Before you determine the big data sample size that makes sense with your company's goals, you need to get rid of the "junk" data. The trick is making sure you don't exclude valuable data.
"Casting your net" is one of the operative acts of big data gathering that enterprises engage in. Why? To assure that their sample is the correct size (particularly, large enough) of big data that they are drawing from for purposes of analysis and actionable conclusions.
Sizing the net for the optimum big data "catch" isn't easy. To do this, organizations have to make the correct calls on which big data is "junk" and therefore, excludable, and which big data has the potential to contribute to analysis — and answers — for the looming questions that the business wants to answer.
Let's talk about getting rid of the junk first.
In 2011, when the term big data began to take off, Walmart was already feeding its databases more than one million customer transactions per hour for a total of 2.5 petabytes of data, which was 167 times the total amount of data in the books in the US Library of Congress. Projections for internet traffic at that time were showing that cyberdata flows would exceed 667 exabytes by 2013; EMC now estimates that the growth of big data alone between 2009 and 2020 will be 45x. These burgeoning data stores are impacting data center storage, policies for keeping data under management, and database architectures and information processing. When this data comes in "unrefined" (i.e., unfiltered), there is real risk that you are committing your storage, database, and processing resources to a lot of useless data. This is why many companies in their big data initiatives seek out vendors or develop their own strategies for sifting out "junk" data before they commit the refined data product to database, storage, and processing resources.
The danger is that you exclude data that could be valuable — if you only knew how to exploit it! This takes us to a discussion of an all-inclusive big data approach that virtually excludes nothing. Natural intelligence applications that look at all data in an associative manner that mimics how the human brain associates data and then assimilates it are a prime example.

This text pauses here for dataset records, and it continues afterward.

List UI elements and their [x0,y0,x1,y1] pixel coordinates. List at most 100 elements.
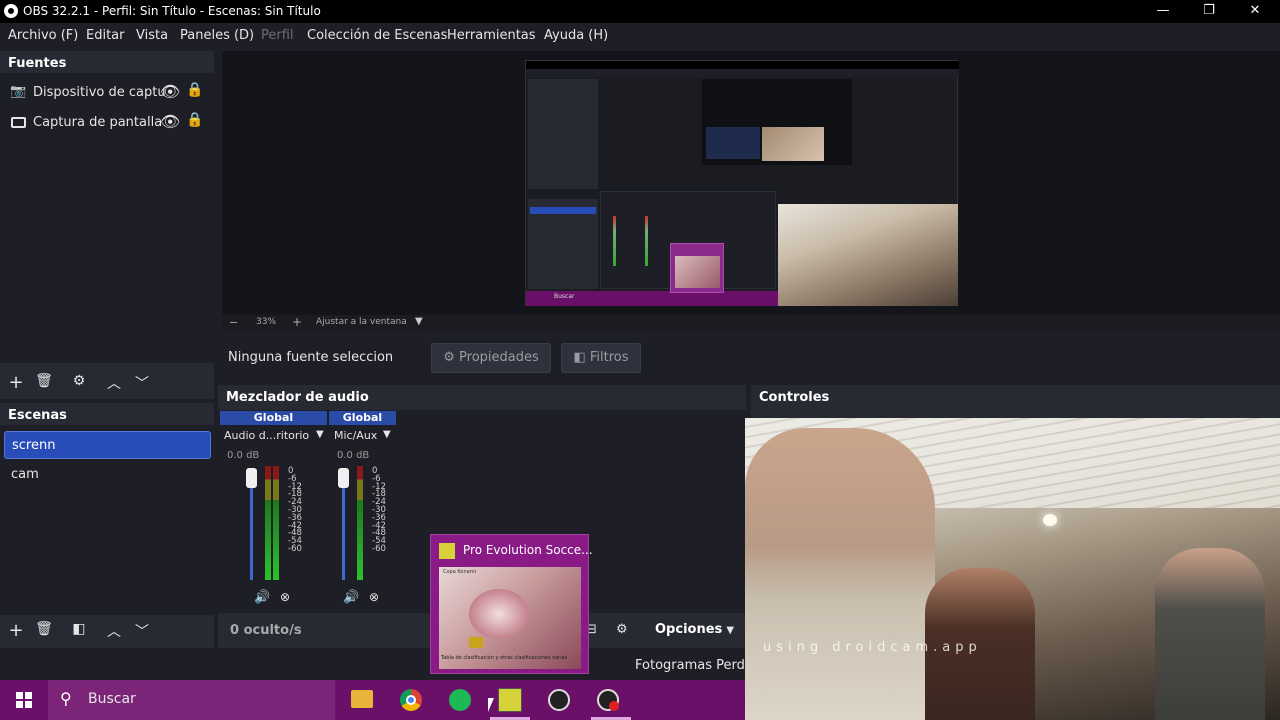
nested-camera-feed [778,204,958,306]
search-icon: ⚲ [60,689,72,708]
mixer-settings-gear-icon[interactable]: ⚙ [616,622,628,637]
no-source-selected-label: Ninguna fuente seleccionac [228,350,392,365]
close-button[interactable]: ✕ [1232,0,1278,23]
scene-filters-icon[interactable]: ◧ [68,621,90,637]
channel-1-scale: 0 -6 -12 -18 -24 -30 -36 -42 -48 -54 -60 [288,466,302,554]
thumbnail-caption: Copa Konami [443,569,476,575]
source-label: Captura de pantalla [33,115,163,130]
move-up-chevron-icon[interactable]: ︿ [103,373,125,393]
taskbar-thumbnail-popup[interactable]: Pro Evolution Socce... Copa Konami Tabla… [430,534,593,674]
camera-icon: 📷 [10,84,27,99]
nested-thumbnail-image [675,256,720,288]
menu-herramientas[interactable]: Herramientas [447,28,536,43]
menu-coleccion-escenas[interactable]: Colección de Escenas [307,28,447,43]
obs-icon[interactable] [548,689,570,711]
obs-record-icon[interactable] [597,689,619,711]
search-placeholder: Buscar [88,691,136,707]
channel-2-config-icon[interactable]: ⊗ [369,590,379,604]
taskbar-search-box[interactable]: ⚲ Buscar [48,680,335,720]
sources-title: Fuentes [8,56,67,71]
pes-small-icon [439,543,455,559]
fit-dropdown-chevron-icon[interactable]: ▼ [415,316,423,327]
pes-icon[interactable] [498,688,522,712]
channel-1-meter-left [265,466,271,580]
nested-scenes-dock [528,199,598,289]
channel-1-chevron-down-icon[interactable]: ▼ [316,429,324,440]
visibility-eye-icon[interactable]: 👁 [160,82,180,101]
zoom-out-button[interactable]: − [229,316,238,329]
channel-2-fader-handle[interactable] [338,468,349,488]
channel-1-mute-speaker-icon[interactable]: 🔊 [254,590,270,605]
menu-perfil[interactable]: Perfil [261,28,294,43]
filters-button[interactable]: ◧ Filtros [561,343,641,373]
lock-icon[interactable]: 🔒 [186,112,203,128]
channel-2-mute-speaker-icon[interactable]: 🔊 [343,590,359,605]
ceiling-light [1043,514,1057,526]
filters-icon: ◧ [573,350,590,365]
scenes-list: screnn cam [0,425,214,615]
options-button[interactable]: Opciones ▼ [655,622,734,637]
scene-item-screnn[interactable]: screnn [4,431,211,459]
properties-button[interactable]: ⚙ Propiedades [431,343,551,373]
lock-icon[interactable]: 🔒 [186,82,203,98]
channel-1-config-icon[interactable]: ⊗ [280,590,290,604]
minimize-button[interactable]: — [1140,0,1186,23]
mixer-title: Mezclador de audio [226,390,369,405]
fit-window-select[interactable]: Ajustar a la ventana [316,317,407,327]
menu-vista[interactable]: Vista [136,28,168,43]
channel-1-fader-handle[interactable] [246,468,257,488]
move-down-chevron-icon[interactable]: ﹀ [131,373,153,393]
windows-taskbar: ⚲ Buscar [0,680,745,720]
nested-screen-capture: Buscar [525,60,959,306]
channel-1-head: Global [220,411,327,425]
scene-item-cam[interactable]: cam [4,461,211,489]
menu-ayuda[interactable]: Ayuda (H) [544,28,608,43]
channel-2-head: Global [329,411,396,425]
move-scene-up-chevron-icon[interactable]: ︿ [103,621,125,641]
menu-paneles[interactable]: Paneles (D) [180,28,254,43]
source-item-camera[interactable]: 📷 Dispositivo de captu 👁 🔒 [0,79,214,107]
menu-archivo[interactable]: Archivo (F) [8,28,78,43]
nested-preview [702,79,852,165]
remove-scene-button[interactable]: 🗑 [33,621,55,637]
hidden-count: 0 oculto/s [230,623,302,638]
monitor-icon [11,117,26,128]
move-scene-down-chevron-icon[interactable]: ﹀ [131,621,153,641]
dropped-frames-label: Fotogramas Perdic [635,658,756,673]
maximize-button[interactable]: ❐ [1186,0,1232,23]
channel-2-name[interactable]: Mic/Aux [334,429,377,442]
person-right [1155,548,1265,720]
add-scene-button[interactable]: + [5,620,27,641]
source-item-screen[interactable]: Captura de pantalla 👁 🔒 [0,109,214,137]
channel-2-chevron-down-icon[interactable]: ▼ [383,429,391,440]
controls-title: Controles [759,390,830,405]
nested-nested-preview [706,127,760,159]
windows-start-icon[interactable] [16,692,32,708]
remove-source-button[interactable]: 🗑 [33,373,55,389]
visibility-eye-icon[interactable]: 👁 [160,112,180,131]
thumbnail-menu-icon [469,637,483,648]
thumbnail-preview-image: Copa Konami Tabla de clasificación y otr… [439,567,581,669]
scenes-dock: Escenas screnn cam + 🗑 ◧ ︿ ﹀ [0,403,214,648]
options-chevron-down-icon: ▼ [726,625,735,636]
nested-thumbnail-popup [670,243,724,293]
channel-1-name[interactable]: Audio d...ritorio [224,429,309,442]
nested-sources-dock [528,79,598,189]
zoom-in-button[interactable]: + [292,315,302,329]
zoom-level: 33% [256,317,277,327]
droidcam-watermark: using droidcam.app [763,640,982,655]
chrome-icon[interactable] [400,689,422,711]
spotify-icon[interactable] [449,689,471,711]
preview-canvas[interactable]: Buscar [222,51,1280,315]
channel-1-db: 0.0 dB [227,450,260,461]
source-settings-gear-icon[interactable]: ⚙ [68,373,90,389]
explorer-icon[interactable] [351,690,373,708]
menu-bar: Archivo (F) Editar Vista Paneles (D) Per… [0,23,1280,49]
camera-feed-overlay: using droidcam.app [745,418,1280,720]
person-left [745,428,935,720]
mouse-cursor [488,698,494,712]
add-source-button[interactable]: + [5,372,27,393]
nested-meter [613,216,616,266]
source-label: Dispositivo de captu [33,85,166,100]
menu-editar[interactable]: Editar [86,28,125,43]
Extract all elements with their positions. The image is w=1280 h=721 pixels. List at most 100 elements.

Last week, I spoke with Ian Hersey, the chief product officer for Saffron Technology, which provides a cognitive computing platform for the Internet of Things. This platform is capable of cognitive thinking that emulates the associative functions of the human brain. "Like the human brain, we look at all the data, and we connect and index it at the entity level," said Hersey. "Through algorithms that emulate human thought association, we discover patterns in this data." The detection of similarities and patterns between the data is what enables the intelligence engine to learn from the data and to generate conclusions based upon what it has learned. Because no data is left behind, there is less chance to exclude data that seemingly isn't relevant but could turn out to be relevant later in analysis.
Filtered vs. non-filtered big data represent two approaches that enterprises can take in their big data harvesting. It's critical for enterprises to determine the appropriate degree of filtering for their big data needs in order to assure that the sample sizes of big data they collect are tuned to the task of what they need to analyze.
A good analogy is setting the aperture on a camera. How wide do you need to make the lens to assure that the data sheds the correct amount of light on the set of business problems you want to solve?
Every business has its own big data aims, so there is no one best practice, except to say that if "setting the lens" or determining how wide you are going to "cast your net" isn't an upfront strategic exercise, you could be missing the boat on your big data investment.